I’m on vacation. I heard the title of this post said during a theatre show that I had attended, and felt the need to steal it for this blog. The Starbase Zebra Blog has thusfar been an experiment for me, in that I’ve had absolutely no agenda with it at all other than to write every other day. But, I’d say that it seems as though the theme that has emerged is that it is about software development, or the stupider aspects of it. So, I feel like the phrase “You’re never too old to learn something stupid” is totally appropriate here, even though I’m not entirely sure what to write on that topic.
I do want to write a post about why I think Gunicorn is stupid. Several other people have actually already done that well, but I think I want to write about how to tell that something is stupid before using it. Gunicorn is a pretty good example of something that I should have been able to tell was stupid before using it. I still used it after I had a pretty good idea that it was not smart. I’m still using it now, which is perhaps the most silly thing, except this website gets zero legitimate traffic, so the specific ways in which Gunicorn is stupid largely don’t matter to me right now.
I want to write another post about how stupid fads spread in technology through the coercive influence of old people. Many of those old people are Adrift in the Sea of Nonsense. The other half of the equation is that people underneath them in the hierarchy don’t push back on their bad ideas, even a little bit, even very softly. Actually, I take the phrasing back, because it sounds like the older superiors are the cause of the problem, when the subordinates can also just be passive aggressively complying.

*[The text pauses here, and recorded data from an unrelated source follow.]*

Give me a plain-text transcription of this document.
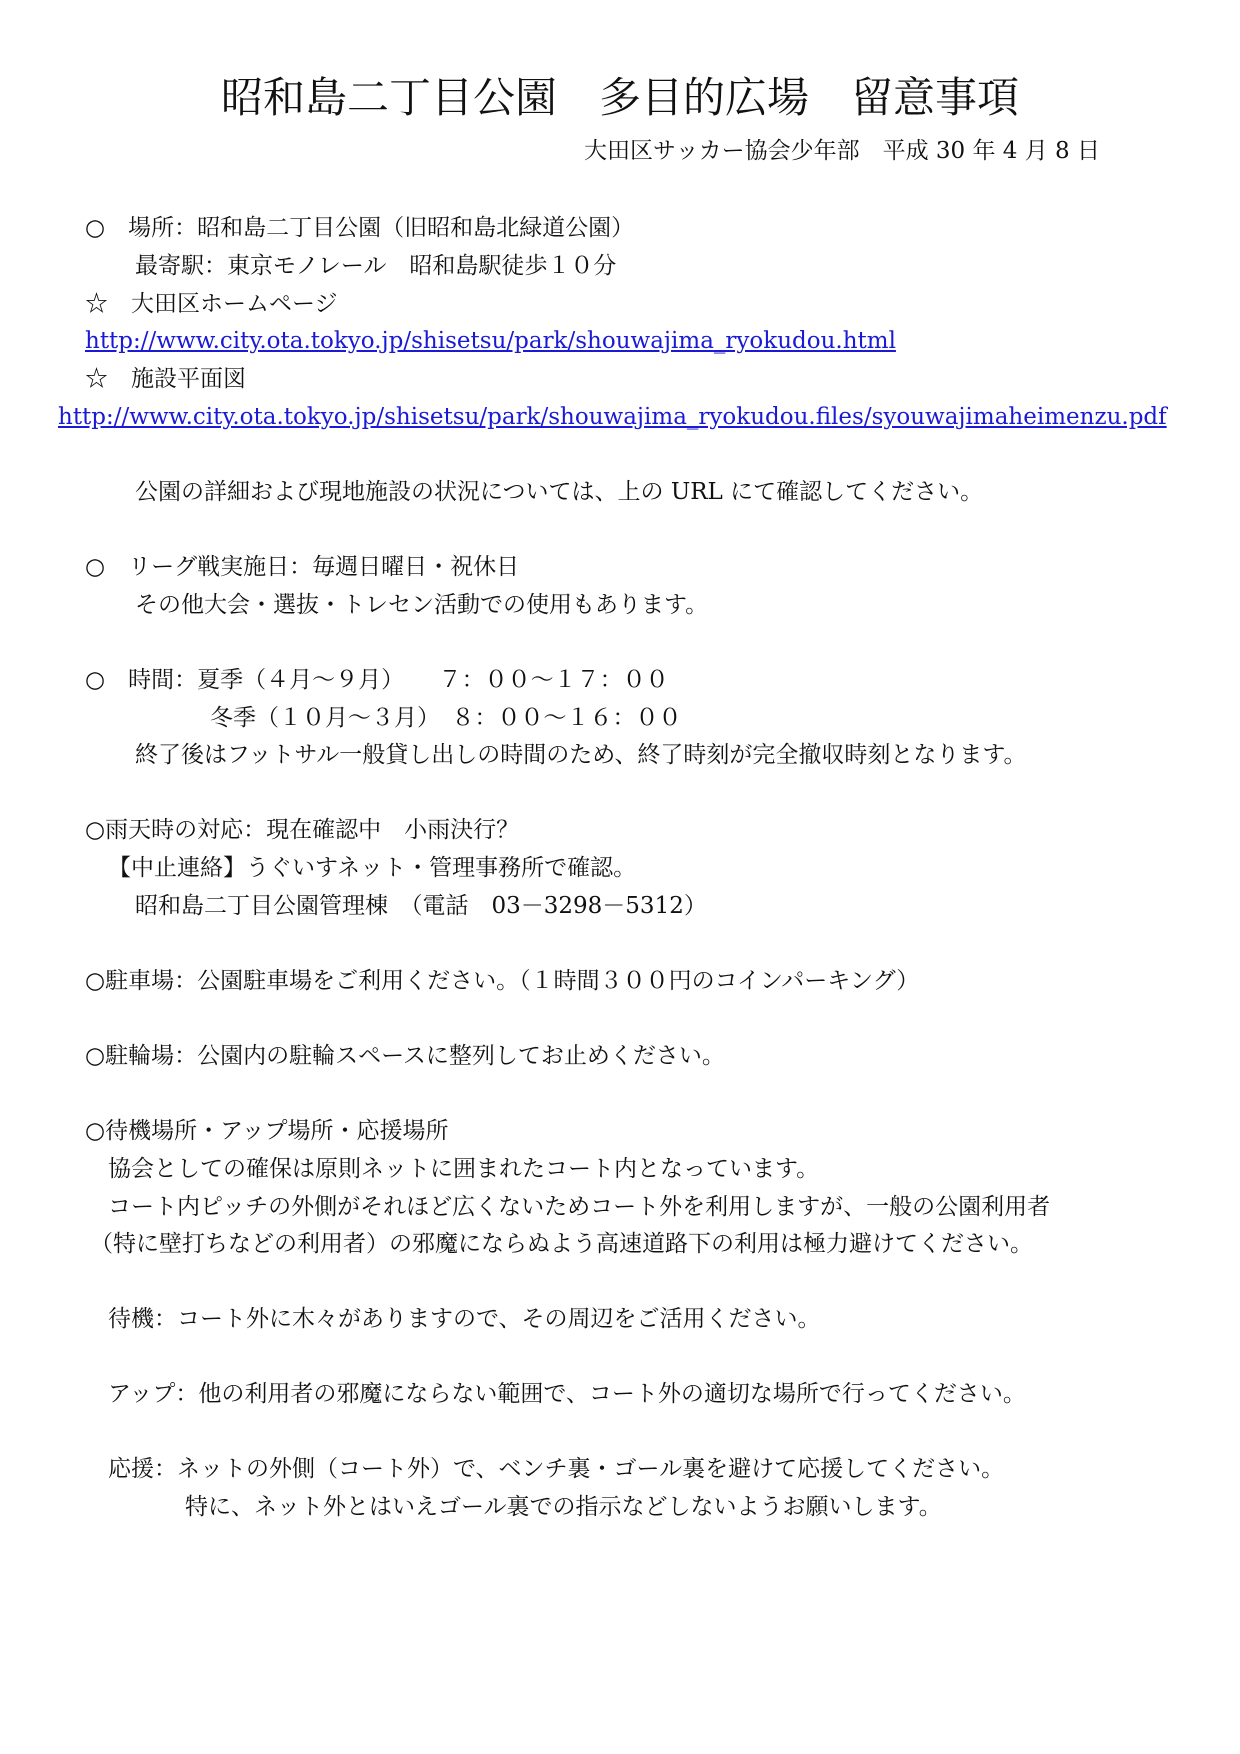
昭和島二丁目公園　多目的広場　留意事項
大田区サッカー協会少年部　平成 30 年 4 月 8 日
○　場所：昭和島二丁目公園（旧昭和島北緑道公園）
最寄駅：東京モノレール　昭和島駅徒歩１０分
☆　大田区ホームページ
http://www.city.ota.tokyo.jp/shisetsu/park/shouwajima_ryokudou.html
☆　施設平面図
http://www.city.ota.tokyo.jp/shisetsu/park/shouwajima_ryokudou.files/syouwajimaheimenzu.pdf
公園の詳細および現地施設の状況については、上の URL にて確認してください。
○　リーグ戦実施日：毎週日曜日・祝休日
その他大会・選抜・トレセン活動での使用もあります。
○　時間：夏季（４月～９月）　　７：００～１７：００
冬季（１０月～３月）　８：００～１６：００
終了後はフットサル一般貸し出しの時間のため、終了時刻が完全撤収時刻となります。
○雨天時の対応：現在確認中　小雨決行？
【中止連絡】うぐいすネット・管理事務所で確認。
昭和島二丁目公園管理棟　（電話　03－3298－5312）
○駐車場：公園駐車場をご利用ください。（１時間３００円のコインパーキング）
○駐輪場：公園内の駐輪スペースに整列してお止めください。
○待機場所・アップ場所・応援場所
協会としての確保は原則ネットに囲まれたコート内となっています。
コート内ピッチの外側がそれほど広くないためコート外を利用しますが、一般の公園利用者
（特に壁打ちなどの利用者）の邪魔にならぬよう高速道路下の利用は極力避けてください。
待機：コート外に木々がありますので、その周辺をご活用ください。
アップ：他の利用者の邪魔にならない範囲で、コート外の適切な場所で行ってください。
応援：ネットの外側（コート外）で、ベンチ裏・ゴール裏を避けて応援してください。
特に、ネット外とはいえゴール裏での指示などしないようお願いします。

I feel like the phrase could also be one giant description of how software development should be, even with the stupidest parts of it. You should never be too old to learn anything if you want to work in this particular industry.
I think I’ll edit this post once I write these three other posts. I probably won’t write them until I come back from vacation. And it only looks like I broke the every-other-day cadence because of time zones. Maybe I’ll hack the time stamps when I get back also.